When must participating employers join the program?

The legislation became effective immediately, but it calls for enrollment of employees to begin no later than December 31, 2021.  Additionally, participating employers must setup their payroll deposit arrangements within 9 months of the program opening for enrollment.  However, the board (more on them below) may delay implementation of the program by up to 12 months if they determine it is necessary.  All of this is to say that it’s currently unclear exactly when employers will have to enter the program. 

Is there a penalty for employers who do not comply?

The legislation itself does not identify a penalty for noncompliance.  Nonetheless, regulations will be issued to implement this program and it is likely these regulations will address penalties for noncompliance.  So, stay tuned.

So who are the employees that must be enrolled?

This program covers all employees in the state who are at least 18 years old and who earned wages working for an employer in the state.  Interestingly, the program does not distinguish between part-time and full-time employees, so all must be included.  Nonetheless, employees can opt out of participation in the program at any time.

Who is running this program?

The program is to be run by the seven member New York Secure Choice Savings Program Board.  This Board is a fiduciary of the program and they are tasked with designing and operating the program.  The implementing legislation provides just a general framework for the board to work within and leaves the Board to make many important decisions such as the investment options offered to the participants.  

It should be noted that participating employers are not fiduciaries under this program.  This means they will face no liability with regard to investment returns, program design, and benefits paid to program participants.

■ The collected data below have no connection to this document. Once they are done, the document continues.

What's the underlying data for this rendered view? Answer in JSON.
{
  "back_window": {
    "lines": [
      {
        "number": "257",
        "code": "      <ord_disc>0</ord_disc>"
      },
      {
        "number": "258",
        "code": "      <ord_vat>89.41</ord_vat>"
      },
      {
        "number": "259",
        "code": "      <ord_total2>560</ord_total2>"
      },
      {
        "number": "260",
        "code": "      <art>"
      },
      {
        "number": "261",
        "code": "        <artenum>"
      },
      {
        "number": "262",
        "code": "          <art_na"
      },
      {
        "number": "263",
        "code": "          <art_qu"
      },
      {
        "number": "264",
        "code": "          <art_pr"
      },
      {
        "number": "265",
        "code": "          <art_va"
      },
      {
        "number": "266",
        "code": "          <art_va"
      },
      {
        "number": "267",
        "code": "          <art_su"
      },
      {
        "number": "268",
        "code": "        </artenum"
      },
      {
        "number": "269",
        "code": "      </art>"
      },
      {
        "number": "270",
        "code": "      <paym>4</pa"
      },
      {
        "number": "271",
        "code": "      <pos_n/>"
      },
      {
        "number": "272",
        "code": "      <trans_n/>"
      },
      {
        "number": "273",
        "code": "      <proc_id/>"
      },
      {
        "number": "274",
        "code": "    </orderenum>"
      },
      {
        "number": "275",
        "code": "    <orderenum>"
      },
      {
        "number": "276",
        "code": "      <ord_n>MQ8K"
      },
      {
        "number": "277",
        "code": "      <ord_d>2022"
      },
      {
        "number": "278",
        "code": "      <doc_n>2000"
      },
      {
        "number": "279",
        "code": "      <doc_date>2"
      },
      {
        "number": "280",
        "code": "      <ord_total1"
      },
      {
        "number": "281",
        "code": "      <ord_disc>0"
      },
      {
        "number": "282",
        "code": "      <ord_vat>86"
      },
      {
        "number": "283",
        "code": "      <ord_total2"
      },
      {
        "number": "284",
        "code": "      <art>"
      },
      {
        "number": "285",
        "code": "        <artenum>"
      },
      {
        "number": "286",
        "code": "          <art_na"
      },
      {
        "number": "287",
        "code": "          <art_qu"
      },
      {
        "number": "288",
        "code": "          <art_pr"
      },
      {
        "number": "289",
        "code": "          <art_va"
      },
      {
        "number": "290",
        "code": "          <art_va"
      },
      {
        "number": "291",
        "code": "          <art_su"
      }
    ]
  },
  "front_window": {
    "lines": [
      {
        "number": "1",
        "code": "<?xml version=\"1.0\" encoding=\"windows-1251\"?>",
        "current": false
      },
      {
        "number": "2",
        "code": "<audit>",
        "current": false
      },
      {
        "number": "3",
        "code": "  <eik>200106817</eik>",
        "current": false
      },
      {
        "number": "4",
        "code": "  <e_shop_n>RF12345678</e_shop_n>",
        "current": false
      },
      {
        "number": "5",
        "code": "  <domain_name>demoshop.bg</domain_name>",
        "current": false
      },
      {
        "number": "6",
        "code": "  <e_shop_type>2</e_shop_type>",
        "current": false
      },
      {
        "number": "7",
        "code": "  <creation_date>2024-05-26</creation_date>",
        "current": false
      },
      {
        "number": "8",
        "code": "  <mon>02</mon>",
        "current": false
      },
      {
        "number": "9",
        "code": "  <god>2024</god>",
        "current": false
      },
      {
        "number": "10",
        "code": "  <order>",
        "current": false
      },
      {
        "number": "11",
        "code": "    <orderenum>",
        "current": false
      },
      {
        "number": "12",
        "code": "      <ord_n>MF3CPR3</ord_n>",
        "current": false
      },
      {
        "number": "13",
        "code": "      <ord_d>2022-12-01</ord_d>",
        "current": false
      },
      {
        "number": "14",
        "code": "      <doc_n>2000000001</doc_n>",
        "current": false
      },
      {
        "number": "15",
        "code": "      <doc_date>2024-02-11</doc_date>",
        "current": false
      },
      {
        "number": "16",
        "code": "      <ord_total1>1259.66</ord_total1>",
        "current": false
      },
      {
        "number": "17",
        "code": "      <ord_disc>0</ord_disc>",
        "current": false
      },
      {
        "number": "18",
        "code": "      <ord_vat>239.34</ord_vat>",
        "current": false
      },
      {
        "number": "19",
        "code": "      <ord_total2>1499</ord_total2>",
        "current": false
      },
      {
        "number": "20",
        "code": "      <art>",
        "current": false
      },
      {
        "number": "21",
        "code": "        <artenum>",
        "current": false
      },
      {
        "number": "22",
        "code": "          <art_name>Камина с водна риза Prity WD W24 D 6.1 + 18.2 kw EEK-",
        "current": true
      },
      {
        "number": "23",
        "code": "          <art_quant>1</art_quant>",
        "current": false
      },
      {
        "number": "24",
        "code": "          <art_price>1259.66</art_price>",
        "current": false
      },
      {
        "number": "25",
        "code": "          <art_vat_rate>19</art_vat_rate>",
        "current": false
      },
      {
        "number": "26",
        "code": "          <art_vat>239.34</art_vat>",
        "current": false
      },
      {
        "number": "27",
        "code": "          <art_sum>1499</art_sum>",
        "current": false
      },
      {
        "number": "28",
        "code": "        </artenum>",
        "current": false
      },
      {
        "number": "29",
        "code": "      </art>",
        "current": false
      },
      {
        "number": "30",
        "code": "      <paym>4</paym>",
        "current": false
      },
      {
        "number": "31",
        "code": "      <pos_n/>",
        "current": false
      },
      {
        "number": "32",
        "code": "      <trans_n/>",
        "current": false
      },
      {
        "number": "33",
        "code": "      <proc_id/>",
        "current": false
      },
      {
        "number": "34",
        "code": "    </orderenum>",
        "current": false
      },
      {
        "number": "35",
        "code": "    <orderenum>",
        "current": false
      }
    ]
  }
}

Where are employee contributions invested and how much is permitted?

As mentioned above, the Board is tasked with selecting the investment options in the program.  At this point these investment options aren’t known, but multiple options will be available and they will differ in terms of cost and risk profile to appeal to a broad range of savers.

For employees who do not elect a deferral amount, the default election will be 3% of wages.  Additionally, the individual retirement accounts created under this program will be Roth which means they will be after tax contributions.  As such, the federal contribution limits for Roth IRAs will apply ($6,000 in 2021 and 2022) as well as the catch-up contribution rules for employees 50 years old and older.  Pre-tax contributions are not permitted.

Who is paying for this?

The legislation allows the state to pay administrative costs associated with the creation and management of the program until the program has sufficient assets to cover these costs itself.  At that point, costs associated with the program–including any repayment of start-up funds provided by the state–must be paid out of money deposited in the program.

Why is New York state doing this?

There is a retirement savings crisis in the US, and this is especially severe among employees of small employers.  This program is designed to make retirement saving easier for employees who do not already have access to an employer sponsored retirement savings program.

Will this impact the NYC auto-IRA law?

This is unclear, but it seems likely.  Earlier this year, New York City (NYC) became just the second city to enact a mandatory auto-IRA law.  See our article about this here.  The NYC legislation, however, provides that if the state enacts a retirement savings program that “requires a substantial portion of employers who would otherwise be covered employers to offer to their employees the opportunity to contribute to accounts through payroll deduction” the NYC program will be discontinued.

The uncertainty stems from the fact that the NYC program applies to employers with 5 or more employees in NYC while the state program applies to employers with 10 or more employees in the state.  Despite this difference, it seems likely the NYC program will be discontinued in light of the new mandatory state program because the state program applies to most employers covered by the NYC program.